When Montreal-born brothers Chris and Kosta Tsangaris opened the Redondo Beach Café in Southern California seven years ago, they wanted to create a haven for Canadian expats and L.A. hockey diehards. They never dreamed that one day they'd be hosting the Stanley Cup.
"The amount of people that showed up -- we never expected something like that. It's a Wednesday morning a month removed from the actual Cup victory. In L.A., things get old fast," said Chris Tsangaris, who moved to the area in 1988 after accepting a football scholarship at Long Beach State. "It was incredible. The Kings brought it out and it was just majestic."

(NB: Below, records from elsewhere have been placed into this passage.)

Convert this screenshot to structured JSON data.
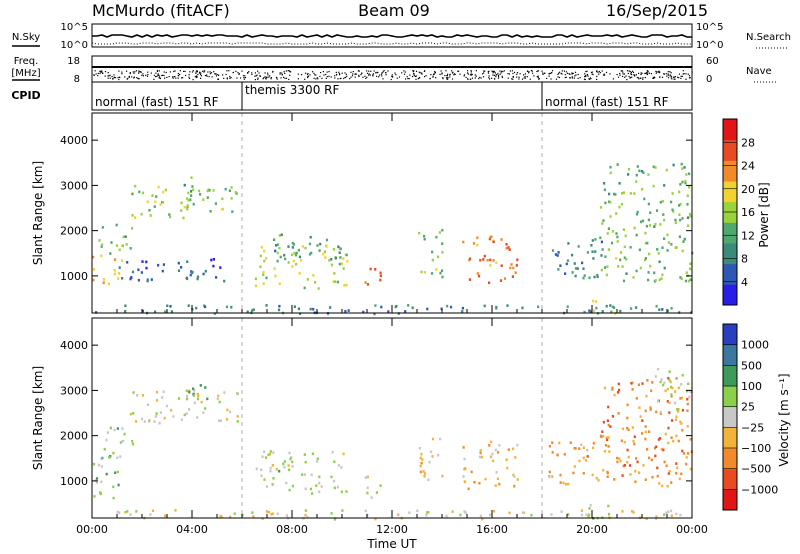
{
  "header": {
    "title": "McMurdo (fitACF)",
    "beam": "Beam 09",
    "date": "16/Sep/2015"
  },
  "top_panels": {
    "nsky_label": "N.Sky",
    "nsearch_label": "N.Search",
    "nsky_ticks": [
      "10^5",
      "10^0"
    ],
    "nsearch_ticks": [
      "10^5",
      "10^0"
    ],
    "freq_label_1": "Freq.",
    "freq_label_2": "[MHz]",
    "freq_ticks": [
      "18",
      "8"
    ],
    "nave_label": "Nave",
    "nave_ticks": [
      "60",
      "0"
    ],
    "cpid_label": "CPID",
    "cpid_segments": [
      {
        "label": "normal (fast) 151 RF",
        "start_h": 0,
        "end_h": 6
      },
      {
        "label": "themis 3300 RF",
        "start_h": 6,
        "end_h": 18
      },
      {
        "label": "normal (fast) 151 RF",
        "start_h": 18,
        "end_h": 24
      }
    ]
  },
  "x_axis": {
    "label": "Time UT",
    "range_h": [
      0,
      24
    ],
    "ticks": [
      {
        "h": 0,
        "label": "00:00"
      },
      {
        "h": 4,
        "label": "04:00"
      },
      {
        "h": 8,
        "label": "08:00"
      },
      {
        "h": 12,
        "label": "12:00"
      },
      {
        "h": 16,
        "label": "16:00"
      },
      {
        "h": 20,
        "label": "20:00"
      },
      {
        "h": 24,
        "label": "00:00"
      }
    ]
  },
  "colors": {
    "power": [
      "#2a1de8",
      "#2f57b4",
      "#3c8a7a",
      "#4fa870",
      "#9ad23a",
      "#f0d230",
      "#f08a2a",
      "#e84a22",
      "#e01515"
    ],
    "velocity": [
      "#e01515",
      "#e84a22",
      "#f08a2a",
      "#f3b33a",
      "#c8c8c8",
      "#8ad04a",
      "#3c9a5a",
      "#3a78a0",
      "#2a3ec0"
    ]
  },
  "chart_data": [
    {
      "type": "heatmap",
      "title": "Power",
      "ylabel": "Slant Range [km]",
      "xlabel": "",
      "ylim": [
        180,
        4600
      ],
      "yticks": [
        "1000",
        "2000",
        "3000",
        "4000"
      ],
      "colorbar_label": "Power [dB]",
      "colorbar_ticks": [
        "4",
        "8",
        "12",
        "16",
        "20",
        "24",
        "28"
      ],
      "colorbar_range": [
        0,
        30
      ],
      "regions": [
        {
          "t": [
            0.0,
            1.2
          ],
          "r": [
            850,
            1500
          ],
          "v": 20
        },
        {
          "t": [
            0.2,
            1.6
          ],
          "r": [
            1500,
            2200
          ],
          "v": 12
        },
        {
          "t": [
            1.5,
            5.8
          ],
          "r": [
            2300,
            3050
          ],
          "v": 14
        },
        {
          "t": [
            3.4,
            4.6
          ],
          "r": [
            2800,
            3200
          ],
          "v": 11
        },
        {
          "t": [
            1.0,
            5.5
          ],
          "r": [
            900,
            1400
          ],
          "v": 6
        },
        {
          "t": [
            6.5,
            10.2
          ],
          "r": [
            750,
            1700
          ],
          "v": 16
        },
        {
          "t": [
            7.2,
            10.0
          ],
          "r": [
            1350,
            1950
          ],
          "v": 10
        },
        {
          "t": [
            10.8,
            11.6
          ],
          "r": [
            650,
            1200
          ],
          "v": 24
        },
        {
          "t": [
            13.0,
            14.0
          ],
          "r": [
            1000,
            2050
          ],
          "v": 14
        },
        {
          "t": [
            14.8,
            17.0
          ],
          "r": [
            850,
            1900
          ],
          "v": 22
        },
        {
          "t": [
            18.2,
            20.4
          ],
          "r": [
            950,
            1900
          ],
          "v": 8
        },
        {
          "t": [
            20.3,
            24.0
          ],
          "r": [
            900,
            3500
          ],
          "v": 13
        },
        {
          "t": [
            19.8,
            21.0
          ],
          "r": [
            180,
            520
          ],
          "v": 15
        },
        {
          "t": [
            0.0,
            24.0
          ],
          "r": [
            180,
            380
          ],
          "v": 9
        }
      ]
    },
    {
      "type": "heatmap",
      "title": "Velocity",
      "ylabel": "Slant Range [km]",
      "xlabel": "Time UT",
      "ylim": [
        180,
        4600
      ],
      "yticks": [
        "1000",
        "2000",
        "3000",
        "4000"
      ],
      "colorbar_label": "Velocity [m s⁻¹]",
      "colorbar_ticks": [
        "−1000",
        "−500",
        "−100",
        "−25",
        "25",
        "100",
        "500",
        "1000"
      ],
      "colorbar_range": [
        -1200,
        1200
      ],
      "regions": [
        {
          "t": [
            0.0,
            1.2
          ],
          "r": [
            600,
            1600
          ],
          "v": 200
        },
        {
          "t": [
            0.2,
            1.6
          ],
          "r": [
            1500,
            2200
          ],
          "v": 150
        },
        {
          "t": [
            1.5,
            5.8
          ],
          "r": [
            2300,
            3050
          ],
          "v": -60
        },
        {
          "t": [
            3.4,
            4.6
          ],
          "r": [
            2700,
            3200
          ],
          "v": 400
        },
        {
          "t": [
            6.5,
            10.2
          ],
          "r": [
            750,
            1700
          ],
          "v": 120
        },
        {
          "t": [
            10.8,
            11.6
          ],
          "r": [
            650,
            1200
          ],
          "v": 100
        },
        {
          "t": [
            13.0,
            14.0
          ],
          "r": [
            1000,
            2050
          ],
          "v": -150
        },
        {
          "t": [
            14.8,
            17.0
          ],
          "r": [
            850,
            1900
          ],
          "v": -300
        },
        {
          "t": [
            18.2,
            20.4
          ],
          "r": [
            950,
            1900
          ],
          "v": -400
        },
        {
          "t": [
            20.3,
            24.0
          ],
          "r": [
            900,
            3300
          ],
          "v": -500
        },
        {
          "t": [
            22.5,
            24.0
          ],
          "r": [
            2500,
            3500
          ],
          "v": 20
        },
        {
          "t": [
            19.8,
            21.0
          ],
          "r": [
            180,
            520
          ],
          "v": 200
        },
        {
          "t": [
            0.0,
            24.0
          ],
          "r": [
            180,
            380
          ],
          "v": -40
        }
      ]
    }
  ]
}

The huge turnout, which stretched from the restaurant all the way to the sandy beaches a few blocks away, was for a Los Angeles Kings alumni charity event hosted by the Café where fans could have their picture taken with the Cup.
The Cup arrived at the Redondo Police Department that morning before being escorted by police to the Café, where Kings alums Jim Fox and Daryl Evans carried it into the parking lot for the public to enjoy. With alums Fox, Evans and Nelson Emerson attending, the celebration was a historic one for Los Angeles' premier hockey hot spot.
Considering where the Tsangaris brothers came from, it shouldn't be too surprising how closely the restaurant has become linked with the Kings. Their father owned a barber shop across the street from the Montreal Forum and the family witnessed several Stanley Cup parades in the 1970s. After graduating from Long Beach State and playing six years in the Canadian Football League, Chris Tsangaris returned to Redondo Beach and opened the restaurant with his brother, making sure to include all kinds of Canadian creature comforts. That includes countless hockey banners and jerseys hanging from the walls, plenty of Canadian beers available at the bar, and Montreal-style smoked meat and poutine imported from Canada.
It didn't take long for Canadian expats, including Kings players, to take notice.
"Simon Gagne has popped in. He came right off the plane with his dad and his brother from Quebec," Tsangaris told NHL.com. "He said 'Can you believe we're eating poutine and smoked meat here?'"
Thanks to their increasing following with Los Angeles' hockey community and a growing relationship with the Kings, the restaurant became a fan favorite as the team made its historic run toward its first Stanley Cup. When the Kings hoisted the Cup last month, customers could finally stop asking the Montreal-born brothers about their cherished Canadiens' win over the Kings in the 1993 Stanley Cup Final.
"That's a funny relationship we have [with customers]," Chris Tsangaris said of the 1993 Final discussions, noting that an iconic player from that series happens to be a Café regular. "Marty [McSorley} comes in. He usually sits at the table where our [Canadiens' 1993 Cup] banner hangs. We try to position him to look away from the banner. But it is what it is. You move on."
With the Kings set to open the 2012-13 season as the defending Stanley Cup champions, there could be a new banner hanging at the Redondo Beach Café.